The dominant discourse at home, with my parents, was, and still is today, Portuguese. The dominant discourse of all my formal schooling was obviously English. What I actively participated in at home and in social contexts within my local community as a young child did eventually translate into my school settings and English speaking community; I feel home helped start to prepare me for sharing my knowledge. Many literacy events from home prepared me for events at school; I would however have to be taught or assisted to translate these events and add on to them using at first a lingua franca. If I were going to succeed in my school career, I would have to become literate at school. You see, I had literacy, my Portuguese language and culture, my school teachers did not!
Heath wrote “Familiar literacy events for mainstream preschoolers are bedtime stories, reading cereal boxes, stop signs, and television ads, and interpreting instructions for commercial games and toys” (259). These at home literacy events are deemed normal and mainstream in many places around the world.
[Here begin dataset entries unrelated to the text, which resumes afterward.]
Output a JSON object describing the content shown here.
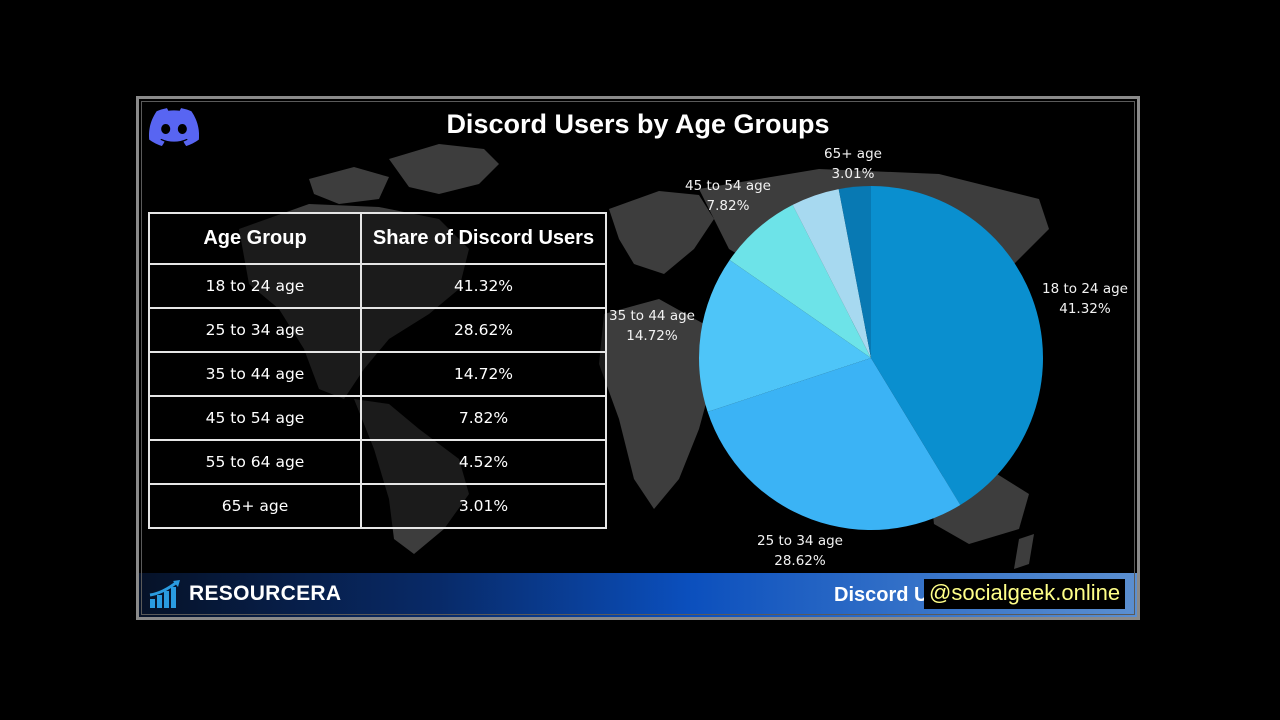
{
  "header": {
    "title": "Discord Users by Age Groups",
    "logo_icon": "discord-logo-icon",
    "logo_color": "#5865F2"
  },
  "table": {
    "headers": [
      "Age Group",
      "Share of Discord Users"
    ],
    "rows": [
      [
        "18 to 24 age",
        "41.32%"
      ],
      [
        "25 to 34 age",
        "28.62%"
      ],
      [
        "35 to 44 age",
        "14.72%"
      ],
      [
        "45 to 54 age",
        "7.82%"
      ],
      [
        "55 to 64 age",
        "4.52%"
      ],
      [
        "65+ age",
        "3.01%"
      ]
    ]
  },
  "pie_labels": [
    {
      "name": "18 to 24 age",
      "value": "41.32%"
    },
    {
      "name": "25 to 34 age",
      "value": "28.62%"
    },
    {
      "name": "35 to 44 age",
      "value": "14.72%"
    },
    {
      "name": "45 to 54 age",
      "value": "7.82%"
    },
    {
      "name": "65+ age",
      "value": "3.01%"
    }
  ],
  "footer": {
    "brand": "RESOURCERA",
    "brand_icon": "bar-chart-growth-icon",
    "caption": "Discord U",
    "watermark": "@socialgeek.online"
  },
  "chart_data": {
    "type": "pie",
    "title": "Discord Users by Age Groups",
    "categories": [
      "18 to 24 age",
      "25 to 34 age",
      "35 to 44 age",
      "45 to 54 age",
      "55 to 64 age",
      "65+ age"
    ],
    "values": [
      41.32,
      28.62,
      14.72,
      7.82,
      4.52,
      3.01
    ],
    "colors": [
      "#0A8FCF",
      "#3BB3F5",
      "#4EC5F8",
      "#6DE3E8",
      "#A7D9F0",
      "#0879B3"
    ],
    "unit": "%",
    "start_angle": "12 o'clock",
    "direction": "clockwise",
    "data_labels": true,
    "legend": "none"
  }
}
Heath points out that these events are sometimes similar for students at school and other times may be in conflict with them. We, as teachers, know that not all our students come to school with the same set of skills or literacies. We may see this daily in our classrooms when dealing with ESL students, LD students, gifted students and for the lack of a better world “average” students. In fact, we may have experienced this ourselves when we began school. Heath notes that “as school-oriented parents and their children interact in pre-school years, adults give their children, through modeling and specific instruction, ways of taking from books which seem natural in school and in numerous institutional settings” (258). Parents help to foster and develop their children’s literacies and thus these literacies are dependent on what is being modeled and specifically instructed. Everything stems from something, every understanding and every misconception.
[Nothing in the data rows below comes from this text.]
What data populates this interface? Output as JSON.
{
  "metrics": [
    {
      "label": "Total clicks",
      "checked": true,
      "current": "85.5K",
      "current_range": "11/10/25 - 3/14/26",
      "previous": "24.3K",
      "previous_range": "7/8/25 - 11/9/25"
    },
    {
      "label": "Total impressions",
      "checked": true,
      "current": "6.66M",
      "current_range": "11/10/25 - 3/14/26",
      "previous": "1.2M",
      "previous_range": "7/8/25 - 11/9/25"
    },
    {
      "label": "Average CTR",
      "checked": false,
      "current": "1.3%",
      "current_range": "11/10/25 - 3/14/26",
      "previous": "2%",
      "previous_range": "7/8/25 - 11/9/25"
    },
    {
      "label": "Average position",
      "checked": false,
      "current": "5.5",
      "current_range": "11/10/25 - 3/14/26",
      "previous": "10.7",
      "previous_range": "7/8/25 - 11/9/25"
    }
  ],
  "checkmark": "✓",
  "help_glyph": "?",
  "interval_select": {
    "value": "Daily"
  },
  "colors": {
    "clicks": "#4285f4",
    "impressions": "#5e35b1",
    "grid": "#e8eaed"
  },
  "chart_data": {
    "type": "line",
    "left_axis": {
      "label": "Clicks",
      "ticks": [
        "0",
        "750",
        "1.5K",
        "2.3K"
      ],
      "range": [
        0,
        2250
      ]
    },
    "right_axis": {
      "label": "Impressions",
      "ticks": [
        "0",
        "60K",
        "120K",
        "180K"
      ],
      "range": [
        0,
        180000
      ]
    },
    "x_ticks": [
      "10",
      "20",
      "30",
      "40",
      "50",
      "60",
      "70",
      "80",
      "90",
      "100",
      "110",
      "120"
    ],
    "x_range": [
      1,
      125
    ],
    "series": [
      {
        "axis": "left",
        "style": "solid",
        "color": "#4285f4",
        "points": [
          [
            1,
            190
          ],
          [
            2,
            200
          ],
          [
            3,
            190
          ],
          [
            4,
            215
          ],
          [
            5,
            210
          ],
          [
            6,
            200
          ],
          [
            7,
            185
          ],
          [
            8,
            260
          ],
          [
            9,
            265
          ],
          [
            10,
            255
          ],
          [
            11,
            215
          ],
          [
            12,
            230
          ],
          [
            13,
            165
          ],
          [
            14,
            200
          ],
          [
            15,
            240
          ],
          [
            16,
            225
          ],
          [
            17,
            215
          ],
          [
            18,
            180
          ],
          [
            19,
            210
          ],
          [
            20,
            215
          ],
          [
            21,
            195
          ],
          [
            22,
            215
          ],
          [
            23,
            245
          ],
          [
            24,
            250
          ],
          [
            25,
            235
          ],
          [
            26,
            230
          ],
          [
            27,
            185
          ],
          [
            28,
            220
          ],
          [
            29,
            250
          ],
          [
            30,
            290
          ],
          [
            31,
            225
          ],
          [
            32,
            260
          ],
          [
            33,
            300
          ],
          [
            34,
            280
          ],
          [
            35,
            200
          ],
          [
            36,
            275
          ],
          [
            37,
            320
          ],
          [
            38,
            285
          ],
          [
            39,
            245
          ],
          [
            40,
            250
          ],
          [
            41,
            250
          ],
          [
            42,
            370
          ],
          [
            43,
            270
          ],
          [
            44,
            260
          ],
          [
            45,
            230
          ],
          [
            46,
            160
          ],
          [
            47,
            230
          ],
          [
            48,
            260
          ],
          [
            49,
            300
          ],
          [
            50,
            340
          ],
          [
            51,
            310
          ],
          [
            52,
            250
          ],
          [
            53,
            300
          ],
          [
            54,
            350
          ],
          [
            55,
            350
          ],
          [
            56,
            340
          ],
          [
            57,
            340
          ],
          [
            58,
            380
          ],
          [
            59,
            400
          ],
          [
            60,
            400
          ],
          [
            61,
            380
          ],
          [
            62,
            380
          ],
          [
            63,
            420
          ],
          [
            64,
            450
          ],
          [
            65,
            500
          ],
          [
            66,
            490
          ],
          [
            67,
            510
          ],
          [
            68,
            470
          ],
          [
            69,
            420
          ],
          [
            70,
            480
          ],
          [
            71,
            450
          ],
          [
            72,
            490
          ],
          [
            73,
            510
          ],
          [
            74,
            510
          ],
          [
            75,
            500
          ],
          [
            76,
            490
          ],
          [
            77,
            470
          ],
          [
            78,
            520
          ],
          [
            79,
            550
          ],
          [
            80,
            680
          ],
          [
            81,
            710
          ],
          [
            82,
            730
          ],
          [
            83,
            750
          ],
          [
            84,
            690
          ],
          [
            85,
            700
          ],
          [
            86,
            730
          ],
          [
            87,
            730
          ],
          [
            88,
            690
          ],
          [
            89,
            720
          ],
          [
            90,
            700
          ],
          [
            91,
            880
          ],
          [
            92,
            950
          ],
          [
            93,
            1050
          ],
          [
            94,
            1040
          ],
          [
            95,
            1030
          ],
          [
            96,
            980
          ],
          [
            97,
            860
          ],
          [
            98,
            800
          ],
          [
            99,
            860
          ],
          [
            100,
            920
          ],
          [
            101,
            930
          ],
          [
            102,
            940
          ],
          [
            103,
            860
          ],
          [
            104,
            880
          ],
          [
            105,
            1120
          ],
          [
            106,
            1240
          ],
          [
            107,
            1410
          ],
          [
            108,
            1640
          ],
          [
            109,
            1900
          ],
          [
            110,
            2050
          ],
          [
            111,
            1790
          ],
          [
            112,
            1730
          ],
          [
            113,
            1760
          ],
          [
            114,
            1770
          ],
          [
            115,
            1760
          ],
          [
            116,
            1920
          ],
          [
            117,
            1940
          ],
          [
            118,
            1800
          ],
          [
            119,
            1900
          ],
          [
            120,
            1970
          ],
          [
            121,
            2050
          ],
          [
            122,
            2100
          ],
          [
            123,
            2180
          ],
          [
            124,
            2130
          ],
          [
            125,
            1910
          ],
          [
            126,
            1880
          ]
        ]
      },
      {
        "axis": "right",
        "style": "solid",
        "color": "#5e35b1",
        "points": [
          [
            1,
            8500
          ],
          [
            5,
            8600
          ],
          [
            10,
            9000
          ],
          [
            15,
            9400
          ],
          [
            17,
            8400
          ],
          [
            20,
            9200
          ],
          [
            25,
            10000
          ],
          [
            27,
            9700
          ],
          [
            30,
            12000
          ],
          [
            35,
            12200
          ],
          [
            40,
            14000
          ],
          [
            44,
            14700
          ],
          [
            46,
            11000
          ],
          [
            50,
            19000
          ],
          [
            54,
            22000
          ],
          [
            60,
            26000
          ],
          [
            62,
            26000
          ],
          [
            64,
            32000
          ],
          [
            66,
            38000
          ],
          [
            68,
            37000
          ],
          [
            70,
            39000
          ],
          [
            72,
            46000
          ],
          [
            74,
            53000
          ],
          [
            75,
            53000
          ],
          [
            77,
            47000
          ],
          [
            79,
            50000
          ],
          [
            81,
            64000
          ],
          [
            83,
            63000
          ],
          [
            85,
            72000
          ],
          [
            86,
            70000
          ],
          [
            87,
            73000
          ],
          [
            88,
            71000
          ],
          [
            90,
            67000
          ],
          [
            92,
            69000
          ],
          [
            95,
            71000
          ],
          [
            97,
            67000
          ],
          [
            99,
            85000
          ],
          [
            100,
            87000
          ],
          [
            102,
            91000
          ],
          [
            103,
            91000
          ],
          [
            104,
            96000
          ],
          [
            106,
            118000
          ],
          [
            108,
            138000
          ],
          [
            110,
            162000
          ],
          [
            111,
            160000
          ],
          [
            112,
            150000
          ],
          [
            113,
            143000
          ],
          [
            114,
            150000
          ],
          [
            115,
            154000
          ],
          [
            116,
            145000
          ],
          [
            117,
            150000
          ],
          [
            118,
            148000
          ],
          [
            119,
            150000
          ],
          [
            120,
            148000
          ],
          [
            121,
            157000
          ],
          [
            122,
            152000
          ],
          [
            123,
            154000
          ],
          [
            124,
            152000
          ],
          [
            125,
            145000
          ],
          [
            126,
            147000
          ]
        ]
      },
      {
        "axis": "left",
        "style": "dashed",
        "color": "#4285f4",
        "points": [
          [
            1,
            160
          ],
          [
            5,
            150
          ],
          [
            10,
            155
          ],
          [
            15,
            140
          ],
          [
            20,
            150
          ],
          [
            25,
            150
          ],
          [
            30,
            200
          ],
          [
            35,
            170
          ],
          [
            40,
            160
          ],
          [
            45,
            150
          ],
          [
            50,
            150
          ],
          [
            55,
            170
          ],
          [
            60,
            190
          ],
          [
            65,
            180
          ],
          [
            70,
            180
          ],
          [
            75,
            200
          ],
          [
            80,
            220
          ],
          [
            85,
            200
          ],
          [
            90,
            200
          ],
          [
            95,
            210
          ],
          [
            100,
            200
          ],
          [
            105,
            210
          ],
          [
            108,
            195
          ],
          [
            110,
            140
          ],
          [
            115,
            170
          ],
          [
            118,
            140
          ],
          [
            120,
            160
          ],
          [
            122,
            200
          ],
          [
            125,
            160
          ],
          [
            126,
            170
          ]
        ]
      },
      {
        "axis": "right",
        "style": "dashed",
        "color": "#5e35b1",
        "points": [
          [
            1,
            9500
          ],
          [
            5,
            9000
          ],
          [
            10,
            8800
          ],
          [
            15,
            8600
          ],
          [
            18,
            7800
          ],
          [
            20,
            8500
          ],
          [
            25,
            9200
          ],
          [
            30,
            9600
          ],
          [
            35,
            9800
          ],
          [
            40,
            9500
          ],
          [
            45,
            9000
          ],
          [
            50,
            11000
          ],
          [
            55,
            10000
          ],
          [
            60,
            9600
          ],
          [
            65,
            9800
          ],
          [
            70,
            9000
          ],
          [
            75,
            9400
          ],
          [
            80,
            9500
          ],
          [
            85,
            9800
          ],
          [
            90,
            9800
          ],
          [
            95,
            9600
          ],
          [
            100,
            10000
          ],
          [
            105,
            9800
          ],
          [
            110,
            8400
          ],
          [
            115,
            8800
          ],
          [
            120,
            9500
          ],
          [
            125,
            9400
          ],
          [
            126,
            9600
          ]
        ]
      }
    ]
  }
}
I agree with Heath’s belief that “children growing up in mainstream communities are expected to develop habits and values which attest to their membership in a “literate society” (260). However, it is important that we understand that children growing up in mainstream communities will be exposed to many things that will help develop their literacies. Social situations call for different discourses to be used and we know that discourses are related to the distribution of social power. Gee, in Discourses and Literacies, points out that “a person’s primary Discourse serves as a ‘framework’ or ‘base’ for their acquisition and learning of other Discourses later in life” (141).
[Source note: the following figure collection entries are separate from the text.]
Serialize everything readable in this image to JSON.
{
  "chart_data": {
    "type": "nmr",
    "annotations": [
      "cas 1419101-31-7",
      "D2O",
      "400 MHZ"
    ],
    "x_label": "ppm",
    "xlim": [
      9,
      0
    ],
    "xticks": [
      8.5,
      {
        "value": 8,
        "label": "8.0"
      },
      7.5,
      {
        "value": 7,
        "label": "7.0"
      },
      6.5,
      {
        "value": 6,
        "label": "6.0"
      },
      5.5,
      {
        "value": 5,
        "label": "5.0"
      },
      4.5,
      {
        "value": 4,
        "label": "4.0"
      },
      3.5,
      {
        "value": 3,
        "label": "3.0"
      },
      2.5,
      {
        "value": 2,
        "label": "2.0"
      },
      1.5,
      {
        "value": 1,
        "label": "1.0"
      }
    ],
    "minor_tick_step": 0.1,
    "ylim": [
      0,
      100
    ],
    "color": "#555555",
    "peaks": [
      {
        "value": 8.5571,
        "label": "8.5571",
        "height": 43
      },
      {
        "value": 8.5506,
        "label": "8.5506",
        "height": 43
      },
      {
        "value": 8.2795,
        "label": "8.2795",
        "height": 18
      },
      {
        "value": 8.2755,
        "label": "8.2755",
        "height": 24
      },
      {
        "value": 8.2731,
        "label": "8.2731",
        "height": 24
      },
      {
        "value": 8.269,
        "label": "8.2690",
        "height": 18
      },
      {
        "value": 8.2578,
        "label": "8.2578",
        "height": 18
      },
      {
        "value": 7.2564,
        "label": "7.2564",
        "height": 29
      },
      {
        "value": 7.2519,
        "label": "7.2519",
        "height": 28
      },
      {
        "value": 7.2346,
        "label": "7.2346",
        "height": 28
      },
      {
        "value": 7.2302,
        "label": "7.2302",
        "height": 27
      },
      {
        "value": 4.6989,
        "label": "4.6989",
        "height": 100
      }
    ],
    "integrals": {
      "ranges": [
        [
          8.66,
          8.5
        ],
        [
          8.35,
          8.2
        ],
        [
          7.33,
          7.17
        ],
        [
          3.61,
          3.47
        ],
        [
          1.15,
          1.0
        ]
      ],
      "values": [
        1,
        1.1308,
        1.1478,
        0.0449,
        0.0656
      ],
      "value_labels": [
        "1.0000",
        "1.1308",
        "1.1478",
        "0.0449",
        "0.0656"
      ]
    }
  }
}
There is and always will be sociocultural differences in the use of Discourse between speakers of the same language. Therefore, it is important that we, as educators, understand that the literacies of our students at home may differ from the literacies that are expected of them within their school community. Also the literacies we may understand personally and socially may differ from the literacies we are exposed to professionally. Therefore, what is important? Shouldn’t students learn in meaningful ways? As educator, we can agree that students need to be engaged in their learning so that different practices of literacies are understood and truly valued.
Teaching and learning are not the same thing. The role of a teacher is an important one. Barnes, in Transmission and Interpretation, compares the teacher as transmitter versus the teacher as student aid to interpretation. The literacies we, as educators, are comfortable with will place us in one of these two categories. What literacy is valued when it is the teacher under the microscope rather than the student? Does a good teacher transmit or does a good teacher aid? We as educators are divided! If learning is to be meaningful to students, if the goal is to engage students in their learning, then it becomes evident to me that a good teacher should step away from the transmission model and engage students and aid them interpreting the world around them. A good teacher will do all they can to understand the literacies their students will bring to a school setting to engage them in learning.